Moneybox

Massive Economic Depression Turns Out to Have Adverse Long-Term Consequences

Police officers drag to prosecutor a 20-year-old Dutch entertainer in Herakleion, Crete, on May 16, 2013.
Police officers drag to prosecutor a 20-year-old Dutch entertainer in Herakleion, Crete, on May 16, 2013.

Photo by Costas Metaxakis/AFP/Getty Images

It turns out that inflicting deep economic depressions on countries in an effort to inspire pro-growth structural reform can have some negative long-term consquences. Here’s the new drug hotness in Greece:

Now a new menace has arisen: a type of crystal methamphetamine called shisha, after the Turkish water pipe, but otherwise known as poor man’s cocaine, brewed from barbiturates and other ingredients including alcohol, chlorine and even battery acid.

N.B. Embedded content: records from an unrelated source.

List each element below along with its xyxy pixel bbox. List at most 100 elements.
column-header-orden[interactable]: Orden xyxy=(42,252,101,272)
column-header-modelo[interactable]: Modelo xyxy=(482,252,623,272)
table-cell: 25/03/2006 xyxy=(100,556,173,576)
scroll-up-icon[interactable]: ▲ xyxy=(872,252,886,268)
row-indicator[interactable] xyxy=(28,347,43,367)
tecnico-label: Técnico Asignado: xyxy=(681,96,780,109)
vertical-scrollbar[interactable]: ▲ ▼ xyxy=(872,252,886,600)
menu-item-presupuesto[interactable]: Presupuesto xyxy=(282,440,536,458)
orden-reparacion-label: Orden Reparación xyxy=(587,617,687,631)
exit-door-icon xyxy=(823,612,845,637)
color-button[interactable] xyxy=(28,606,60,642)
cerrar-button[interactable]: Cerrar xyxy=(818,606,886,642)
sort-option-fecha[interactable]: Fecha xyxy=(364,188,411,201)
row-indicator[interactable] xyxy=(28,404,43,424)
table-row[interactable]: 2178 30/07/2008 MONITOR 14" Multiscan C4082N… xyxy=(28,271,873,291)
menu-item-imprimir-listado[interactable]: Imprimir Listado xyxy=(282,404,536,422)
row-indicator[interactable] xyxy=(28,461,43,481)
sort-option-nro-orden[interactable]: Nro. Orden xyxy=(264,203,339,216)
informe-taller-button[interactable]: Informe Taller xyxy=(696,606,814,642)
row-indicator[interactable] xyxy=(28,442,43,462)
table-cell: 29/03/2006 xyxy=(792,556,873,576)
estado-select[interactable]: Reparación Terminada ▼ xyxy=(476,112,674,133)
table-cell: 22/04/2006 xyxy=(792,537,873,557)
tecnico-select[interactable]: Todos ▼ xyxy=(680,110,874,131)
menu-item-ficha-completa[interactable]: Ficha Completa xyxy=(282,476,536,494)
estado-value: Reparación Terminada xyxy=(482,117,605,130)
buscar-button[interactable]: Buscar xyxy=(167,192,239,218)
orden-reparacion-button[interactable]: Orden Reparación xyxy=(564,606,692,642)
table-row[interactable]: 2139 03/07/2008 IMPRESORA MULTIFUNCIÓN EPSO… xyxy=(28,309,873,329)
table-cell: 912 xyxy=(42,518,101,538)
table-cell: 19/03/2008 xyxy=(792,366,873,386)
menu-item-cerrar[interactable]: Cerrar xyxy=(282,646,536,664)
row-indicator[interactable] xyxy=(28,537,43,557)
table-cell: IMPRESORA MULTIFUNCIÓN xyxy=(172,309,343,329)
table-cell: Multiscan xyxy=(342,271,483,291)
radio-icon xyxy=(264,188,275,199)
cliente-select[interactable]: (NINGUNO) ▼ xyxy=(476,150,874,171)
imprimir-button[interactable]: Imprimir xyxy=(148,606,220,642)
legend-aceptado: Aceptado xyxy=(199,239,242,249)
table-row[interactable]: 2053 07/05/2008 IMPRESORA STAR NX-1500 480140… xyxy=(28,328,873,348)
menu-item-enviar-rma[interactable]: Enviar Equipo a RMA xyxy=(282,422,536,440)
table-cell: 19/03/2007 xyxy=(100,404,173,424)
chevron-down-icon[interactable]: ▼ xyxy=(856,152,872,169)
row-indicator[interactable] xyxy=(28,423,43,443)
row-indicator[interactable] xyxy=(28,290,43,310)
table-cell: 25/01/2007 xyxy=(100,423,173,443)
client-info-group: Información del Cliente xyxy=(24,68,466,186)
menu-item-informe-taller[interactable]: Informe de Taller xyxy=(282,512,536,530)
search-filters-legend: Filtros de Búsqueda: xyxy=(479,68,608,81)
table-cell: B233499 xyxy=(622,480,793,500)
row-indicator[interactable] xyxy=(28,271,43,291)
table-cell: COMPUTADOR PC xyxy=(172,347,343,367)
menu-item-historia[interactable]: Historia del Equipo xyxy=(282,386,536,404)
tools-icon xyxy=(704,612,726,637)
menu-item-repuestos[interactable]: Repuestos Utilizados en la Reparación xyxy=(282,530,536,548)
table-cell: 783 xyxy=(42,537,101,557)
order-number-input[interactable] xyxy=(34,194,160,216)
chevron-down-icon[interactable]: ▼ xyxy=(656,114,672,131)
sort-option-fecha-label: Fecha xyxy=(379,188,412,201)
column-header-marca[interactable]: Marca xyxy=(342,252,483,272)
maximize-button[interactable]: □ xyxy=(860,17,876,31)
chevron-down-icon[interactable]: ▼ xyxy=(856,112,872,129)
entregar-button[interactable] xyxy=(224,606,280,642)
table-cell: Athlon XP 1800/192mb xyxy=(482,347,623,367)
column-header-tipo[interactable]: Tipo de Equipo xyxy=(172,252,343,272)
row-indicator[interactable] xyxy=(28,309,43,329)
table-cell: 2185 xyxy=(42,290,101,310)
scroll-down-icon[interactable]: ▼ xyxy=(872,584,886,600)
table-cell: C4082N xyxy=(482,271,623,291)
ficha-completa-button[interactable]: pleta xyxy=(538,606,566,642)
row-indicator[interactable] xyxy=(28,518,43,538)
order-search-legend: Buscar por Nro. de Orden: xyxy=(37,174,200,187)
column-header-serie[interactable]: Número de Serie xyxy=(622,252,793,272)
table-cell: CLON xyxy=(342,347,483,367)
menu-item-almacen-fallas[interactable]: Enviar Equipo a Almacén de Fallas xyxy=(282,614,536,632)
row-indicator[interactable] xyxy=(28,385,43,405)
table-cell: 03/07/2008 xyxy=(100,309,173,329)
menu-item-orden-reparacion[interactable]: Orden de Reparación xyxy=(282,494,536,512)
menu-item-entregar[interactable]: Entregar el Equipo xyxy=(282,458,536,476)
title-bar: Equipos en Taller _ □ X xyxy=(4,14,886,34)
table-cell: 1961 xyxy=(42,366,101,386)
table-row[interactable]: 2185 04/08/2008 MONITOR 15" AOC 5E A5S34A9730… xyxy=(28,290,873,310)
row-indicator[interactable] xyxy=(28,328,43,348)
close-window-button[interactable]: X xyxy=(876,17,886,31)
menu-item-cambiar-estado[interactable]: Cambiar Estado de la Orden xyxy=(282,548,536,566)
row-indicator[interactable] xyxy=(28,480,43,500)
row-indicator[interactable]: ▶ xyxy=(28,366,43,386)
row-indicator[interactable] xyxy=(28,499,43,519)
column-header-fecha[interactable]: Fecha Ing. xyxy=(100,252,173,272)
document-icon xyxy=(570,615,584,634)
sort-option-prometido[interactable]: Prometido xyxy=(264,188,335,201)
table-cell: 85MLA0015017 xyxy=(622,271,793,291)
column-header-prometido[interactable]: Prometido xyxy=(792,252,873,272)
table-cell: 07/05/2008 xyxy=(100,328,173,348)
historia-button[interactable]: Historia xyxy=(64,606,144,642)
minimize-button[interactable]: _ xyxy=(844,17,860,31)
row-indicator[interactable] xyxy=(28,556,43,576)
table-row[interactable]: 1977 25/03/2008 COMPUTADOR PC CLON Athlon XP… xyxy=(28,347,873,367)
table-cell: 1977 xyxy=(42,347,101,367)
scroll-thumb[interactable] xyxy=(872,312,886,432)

A hit of shisha, concocted in makeshift laboratories around Athens, costs 3 to 4 euros. Doses come in the form of a 0.01-gram ball, leaving many users reaching for hits throughout the day. They include prostitutes, whom Mr. Tzortzinis photographed in a seedy central neighborhood of Athens called Omonia, next to a large police station.

Shisha is most often smoked. But it is increasingly being taken intravenously; because of the caustic chemicals it contains, a rising number of users are winding up in the emergency room. Health experts say the injections are also adding to an alarming rise in H.I.V. cases around Greece, which surged more than 50 percent last year from 2011 as more people turn to narcotics.

With scant money left in the government’s coffers, and an austerity program in place until Greece repays hundreds of billions of euros in bailout money, programs for health care, treatment and social assistance have been curbed sharply.

Structural reforms, anyone? Or perhaps some malnourished children will improve the long-term outlook.